2). Hostname: dell-me02-pem610-06.lab.eng.pek2.redhat.com
CPU info:
processor	: 15
vendor_id	: GenuineIntel
cpu family	: 6
model		: 26
model name	: Intel(R) Xeon(R) CPU           E5520  @ 2.27GHz
stepping	: 5
microcode	: 0x19
cpu MHz		: 2261.017
cache size	: 8192 KB
physical id	: 0
siblings	: 8
core id		: 3
cpu cores	: 4
apicid		: 7
initial apicid	: 7
fpu		: yes
fpu_exception	: yes
cpuid level	: 11
wp		: yes
flags		: fpu vme de pse tsc msr pae mce cx8 apic sep mtrr pge mca cmov pat pse36 clflush dts acpi mmx fxsr sse sse2 ss ht tm pbe syscall nx rdtscp lm constant_tsc arch_perfmon pebs bts rep_good nopl xtopology nonstop_tsc aperfmperf pni dtes64 monitor ds_cpl vmx est tm2 ssse3 cx16 xtpr pdcm dca sse4_1 sse4_2 popcnt lahf_lm ida dtherm tpr_shadow vnmi flexpriority ept vpid
bogomips	: 4521.29
clflush size	: 64
cache_alignment	: 64
address sizes	: 40 bits physical, 48 bits virtual
power management:
--------------------------------------------------------------------------------

2. The platform of this job passed previously is dell-me02-pem610-11.lab.eng.pek2.redhat.com, but I tried to run this job on it, with the same passed previously version(kernel,qemu,seabios,virtio-win), remain occurred bsod, uninstall the netkvm driver, run with e1000, it can be passed.

3. With -M q35, this job passed on win7-64 & 2008-r2 & win8-32/64 & win2012/r2. Only on win7-32, it occurred bsod. And tried with virtio-win-prewhql-126 under q35, it also occurred bsod, no matter with single queue or multi-queue. 


Best Regards~
Peixiu Hou

Comment 9 ybendito 2016-12-21 14:12:10 UTC

Please without running the NDISTEst job just login to the machine under test (guest system), disable the redhat virtio ethernet adapter in the device manager, run dbgview as administrator with 'capture kernel = on', enable virtio ethernet, save log collected in dbgview and attach it to the bug.
If the disable operation does not finish - please try 'set_link <virtio device id> off'

Thanks,
Yuri

Comment 11 Peixiu Hou 2016-12-22 03:34:47 UTC

Created attachment 1234603 [details]
dbgview log with virtio-win-preqwhql-128

Comment 12 Peixiu Hou 2016-12-22 03:35:14 UTC

Created attachment 1234604 [details]
dbgview log with virtio-win-preqwhql-126

Comment 13 Peixiu Hou 2016-12-27 02:28:23 UTC

Reproduced this issue with virtio-win-prewhql-129 under q35, tried with disable-legacy=off,disable-modern=on' and the default value, both reproduced.

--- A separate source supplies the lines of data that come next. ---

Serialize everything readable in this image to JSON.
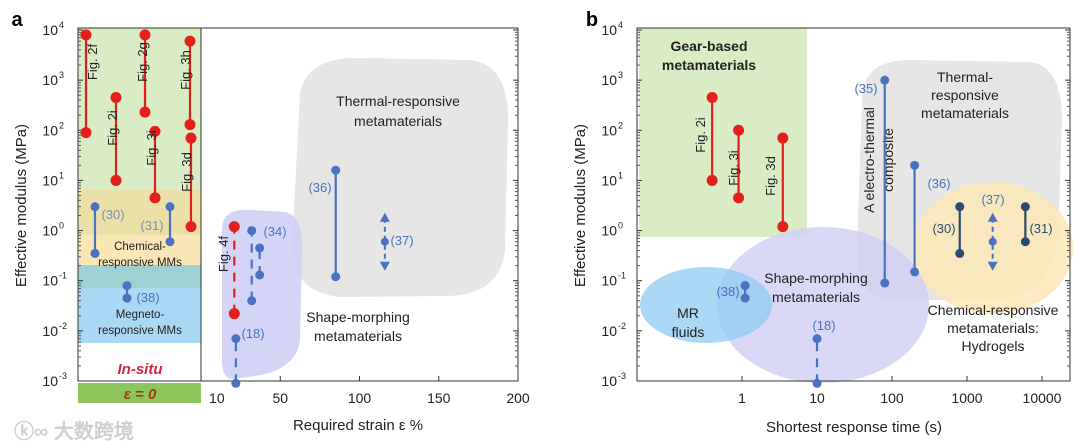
{
  "watermark": "大数跨境",
  "colors": {
    "red": "#e3201b",
    "blue": "#4a72c0",
    "navy": "#2c4a6e",
    "green_band": "#d9ecc4",
    "yellow_band": "#fbe6b5",
    "teal_band": "#9fd0d4",
    "blue_band": "#a9d8f5",
    "gray_region": "#e6e6e6",
    "purple_region": "#cfd0f5",
    "zero_bar": "#8cc65a"
  },
  "chart_data": [
    {
      "panel": "a",
      "type": "scatter",
      "ylabel": "Effective modulus (MPa)",
      "xlabel": "Required strain ε %",
      "yscale": "log",
      "ylim": [
        0.001,
        10000
      ],
      "ytick_exponents": [
        "4",
        "3",
        "2",
        "1",
        "0",
        "-1",
        "-2",
        "-3"
      ],
      "xlim": [
        0,
        200
      ],
      "xticks": [
        "10",
        "50",
        "100",
        "150",
        "200"
      ],
      "zero_strain_label": "ε = 0",
      "insitu_label": "In-situ",
      "regions": {
        "thermal": [
          "Thermal-responsive",
          "metamaterials"
        ],
        "shape": [
          "Shape-morphing",
          "metamaterials"
        ],
        "chemical": [
          "Chemical-",
          "responsive MMs"
        ],
        "magneto": [
          "Megneto-",
          "responsive MMs"
        ]
      },
      "zero_strain_series": [
        {
          "label": "Fig. 2f",
          "y": [
            90,
            8000
          ],
          "color": "red"
        },
        {
          "label": "Fig. 2i",
          "y": [
            10,
            450
          ],
          "color": "red"
        },
        {
          "label": "Fig. 2g",
          "y": [
            230,
            8000
          ],
          "color": "red"
        },
        {
          "label": "Fig. 3i",
          "y": [
            4.5,
            95
          ],
          "color": "red"
        },
        {
          "label": "Fig. 3h",
          "y": [
            130,
            6000
          ],
          "color": "red"
        },
        {
          "label": "Fig. 3d",
          "y": [
            1.2,
            70
          ],
          "color": "red"
        },
        {
          "label": "(30)",
          "y": [
            0.35,
            3
          ],
          "color": "blue"
        },
        {
          "label": "(31)",
          "y": [
            0.6,
            3
          ],
          "color": "blue"
        },
        {
          "label": "(38)",
          "y": [
            0.045,
            0.08
          ],
          "color": "blue"
        }
      ],
      "series": [
        {
          "label": "Fig. 4f",
          "x": 21,
          "y": [
            0.022,
            1.2
          ],
          "color": "red",
          "dashed": true
        },
        {
          "label": "(34)",
          "x": 32,
          "y": [
            0.04,
            1.0
          ],
          "color": "blue",
          "dashed": true
        },
        {
          "label": "",
          "x": 37,
          "y": [
            0.13,
            0.45
          ],
          "color": "blue",
          "dashed": true
        },
        {
          "label": "(36)",
          "x": 85,
          "y": [
            0.12,
            16
          ],
          "color": "blue"
        },
        {
          "label": "(37)",
          "x": 116,
          "y": [
            0.6,
            0.6
          ],
          "color": "blue",
          "arrows": true
        },
        {
          "label": "(18)",
          "x": 22,
          "y": [
            0.0009,
            0.007
          ],
          "color": "blue",
          "dashed": true
        }
      ]
    },
    {
      "panel": "b",
      "type": "scatter",
      "ylabel": "Effective modulus (MPa)",
      "xlabel": "Shortest response time (s)",
      "yscale": "log",
      "xscale": "log",
      "ylim": [
        0.001,
        10000
      ],
      "ytick_exponents": [
        "4",
        "3",
        "2",
        "1",
        "0",
        "-1",
        "-2",
        "-3"
      ],
      "xticks": [
        "1",
        "10",
        "100",
        "1000",
        "10000"
      ],
      "regions": {
        "gear": [
          "Gear-based",
          "metamaterials"
        ],
        "thermal": [
          "Thermal-",
          "responsive",
          "metamaterials"
        ],
        "chemical": [
          "Chemical-responsive",
          "metamaterials:",
          "Hydrogels"
        ],
        "shape": [
          "Shape-morphing",
          "metamaterials"
        ],
        "mr": [
          "MR",
          "fluids"
        ],
        "composite": [
          "A electro-thermal",
          "composite"
        ]
      },
      "series": [
        {
          "label": "Fig. 2i",
          "x": 0.4,
          "y": [
            10,
            450
          ],
          "color": "red"
        },
        {
          "label": "Fig. 3i",
          "x": 0.9,
          "y": [
            4.5,
            100
          ],
          "color": "red"
        },
        {
          "label": "Fig. 3d",
          "x": 3.5,
          "y": [
            1.2,
            70
          ],
          "color": "red"
        },
        {
          "label": "(35)",
          "x": 80,
          "y": [
            0.09,
            1000
          ],
          "color": "blue"
        },
        {
          "label": "(36)",
          "x": 200,
          "y": [
            0.15,
            20
          ],
          "color": "blue"
        },
        {
          "label": "(30)",
          "x": 800,
          "y": [
            0.35,
            3
          ],
          "color": "navy"
        },
        {
          "label": "(37)",
          "x": 2200,
          "y": [
            0.6,
            0.6
          ],
          "color": "blue",
          "arrows": true
        },
        {
          "label": "(31)",
          "x": 6000,
          "y": [
            0.6,
            3
          ],
          "color": "navy"
        },
        {
          "label": "(38)",
          "x": 1.1,
          "y": [
            0.045,
            0.08
          ],
          "color": "blue"
        },
        {
          "label": "(18)",
          "x": 10,
          "y": [
            0.0009,
            0.007
          ],
          "color": "blue",
          "dashed": true
        }
      ]
    }
  ],
  "panel_labels": [
    "a",
    "b"
  ]
}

Comment 14 ybendito 2017-01-08 15:57:57 UTC

Please retry without CDROM device

Comment 16 Peixiu Hou 2017-01-11 15:00:15 UTC

On win7-32: 
Reproduced this issue with virtio-win-prewhql-129 and multi-queue under pc.
Cannot reproduce this issue with virtio-win-prewhql-129 and sigle-queue under pc.

The dump file(bsod(7e)_1cmini6send_pc.DMP.zip) has uploaded to follow location:
http://fileshare.englab.nay.redhat.com/pub/section2/images_backup/virtio-win/1c_Mini6Send/

Best Regards~
Peixiu Hou

Comment 21 xiagao 2017-03-22 04:32:58 UTC

still fail in virtio-win-prewhql-134

Comment 22 xiagao 2017-03-24 02:07:36 UTC

"NDISTest 6.0 - [2 Machine] - 2c_Mini6RSSSendRecv" also hit this issue on win732 guest in virtio-win-prewhql-134.